Aliás, se exceptuarmos a velha fachada da Câmara Municipal, as antigas Escolas Primárias, o ex-comércio do Sr. Serafim, a casa do velho Ti Domingos Mariano bem como a casa do Sr. Brito (actual Casa dos Condes), muito pouco sobrevive da antiga traça da baixa alcouteneja dos anos quarenta/cinquenta. Para além da Casa dos Condes que seguramente constituirá um património “a salvo”, desejamos que se mantenha pelo menos a bela fachada da antiga Câmara Municipal para alimentar as nossas memórias. Não é pedir muito! (1)

O Ti Marciano teria ido para Alcoutim nos tempos da fome durante a década de trinta, quando os pescadores nos Invernos mais rigorosos “se faziam à estrada” em demanda do interior serrano algarvio, na tentativa de garantirem a sobrevivência que o mar lhes recusava.

[Manel Melão e Nãmeaces (este encostado à parede da Capela)no local da venda do peixe.]
Embora contemporâneo desse movimento, os seus primeiros contactos com Alcoutim teriam resultado da venda de peixe por conta do Ti Manel Melão, usando o Gasolina como meio de transporte. Acabou por adoptar Alcoutim como a sua terra natal até à morte. Juntamente com o meu compadre Nãmeaces e com o Ti Manel Melão (2) também eles naturais de Castro Marim, por ali foram organizando as suas vidas, constituindo uma equipa indestrutível pela vida fora. Eram uns homens trabalhadores e que tinham o respeito de todos. Homens do mar fizeram do Guadiana a sua casa e a sua fonte de sustento e das suas famílias até ao fim dos seus dias. O Ti Manel Melão morreu muito jovem ainda, pois teria pouco mais de 50 anos.

Aquele fluxo de gente que debandava nos Invernos mais rigorosos do litoral para o interior serrano – os “marujos” como lhes chamavam, eles chamavam-nos “os montanheiros” – teria assumido formas tão significativas, que os seus ecos ainda me chegaram quase duas décadas depois. Muitos deles dizia-se, vagueavam de Monte em Monte à procura de pequenos trabalhos nas casas dos Grandes Lavradores ou até pedindo esmola em último recurso. Eram tempos difíceis sem qualquer espécie de assistência social ou ajudas de qualquer tipo. Cada qual estava entregue a si próprio e à sua capacidade de sobrevivência.

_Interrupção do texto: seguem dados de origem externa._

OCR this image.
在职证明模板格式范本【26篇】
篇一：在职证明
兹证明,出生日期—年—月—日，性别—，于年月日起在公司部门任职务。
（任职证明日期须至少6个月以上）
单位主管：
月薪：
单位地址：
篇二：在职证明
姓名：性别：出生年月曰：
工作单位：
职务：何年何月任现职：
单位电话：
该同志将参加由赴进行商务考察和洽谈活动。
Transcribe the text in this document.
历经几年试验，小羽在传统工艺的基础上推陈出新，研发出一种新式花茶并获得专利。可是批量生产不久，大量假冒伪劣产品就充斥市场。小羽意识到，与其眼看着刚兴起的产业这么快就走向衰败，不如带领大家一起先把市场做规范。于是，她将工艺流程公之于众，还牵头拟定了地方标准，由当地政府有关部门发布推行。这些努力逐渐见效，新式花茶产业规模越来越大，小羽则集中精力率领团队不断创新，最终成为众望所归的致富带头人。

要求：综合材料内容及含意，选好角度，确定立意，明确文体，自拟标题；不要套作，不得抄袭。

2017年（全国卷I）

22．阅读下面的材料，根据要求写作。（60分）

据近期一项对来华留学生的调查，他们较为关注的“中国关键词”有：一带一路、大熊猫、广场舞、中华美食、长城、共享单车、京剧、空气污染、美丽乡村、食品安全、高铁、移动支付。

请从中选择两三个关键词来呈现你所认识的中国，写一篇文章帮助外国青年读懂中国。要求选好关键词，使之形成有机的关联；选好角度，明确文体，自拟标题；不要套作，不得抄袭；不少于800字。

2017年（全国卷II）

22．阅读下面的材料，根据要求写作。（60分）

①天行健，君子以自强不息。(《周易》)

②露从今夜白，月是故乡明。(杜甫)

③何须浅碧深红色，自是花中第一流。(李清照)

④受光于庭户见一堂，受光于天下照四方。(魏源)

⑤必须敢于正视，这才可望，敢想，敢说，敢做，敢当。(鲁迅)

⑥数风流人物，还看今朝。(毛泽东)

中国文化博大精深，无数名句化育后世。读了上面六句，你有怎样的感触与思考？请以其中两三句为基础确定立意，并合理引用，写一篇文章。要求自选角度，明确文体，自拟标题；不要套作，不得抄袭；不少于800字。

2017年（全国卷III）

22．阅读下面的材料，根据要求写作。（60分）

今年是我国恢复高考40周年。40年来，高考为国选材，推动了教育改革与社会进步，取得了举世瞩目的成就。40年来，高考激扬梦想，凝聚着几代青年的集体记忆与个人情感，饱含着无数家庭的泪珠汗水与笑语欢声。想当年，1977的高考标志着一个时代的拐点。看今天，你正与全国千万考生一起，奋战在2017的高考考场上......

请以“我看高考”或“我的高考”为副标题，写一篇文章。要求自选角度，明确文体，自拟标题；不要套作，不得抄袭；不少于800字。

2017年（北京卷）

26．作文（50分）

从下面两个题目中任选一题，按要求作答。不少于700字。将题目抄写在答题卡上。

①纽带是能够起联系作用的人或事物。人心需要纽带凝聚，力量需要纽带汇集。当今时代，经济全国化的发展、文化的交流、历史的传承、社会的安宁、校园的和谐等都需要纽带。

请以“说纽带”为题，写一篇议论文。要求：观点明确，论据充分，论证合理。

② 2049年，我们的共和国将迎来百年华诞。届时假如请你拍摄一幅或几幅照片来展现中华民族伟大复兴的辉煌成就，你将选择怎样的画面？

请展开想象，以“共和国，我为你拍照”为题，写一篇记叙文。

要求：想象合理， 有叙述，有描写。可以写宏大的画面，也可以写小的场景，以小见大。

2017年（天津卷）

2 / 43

Ainda me lembro de a minha mãe se “zangar” com o meu avô (“com a idade que tem e nunca mais tem juízo, a levantar-se a estas horas da madrugada para vender meia dúzia de copos de aguardente!”), que todos os dias lhes ia abrir a taberna às 5 ou 6 horas da manhã, para que eles pudessem “matar o bicho” quando chegavam da pesca. Respondia-lhe o meu avô com a consciência do Serviço Público que de certo modo acabava por desempenhar entre uns copos de aguardente “deixa lá que eles merecem este sacrifício, pois acabam de chegar da pesca e não há mais nada aberto”.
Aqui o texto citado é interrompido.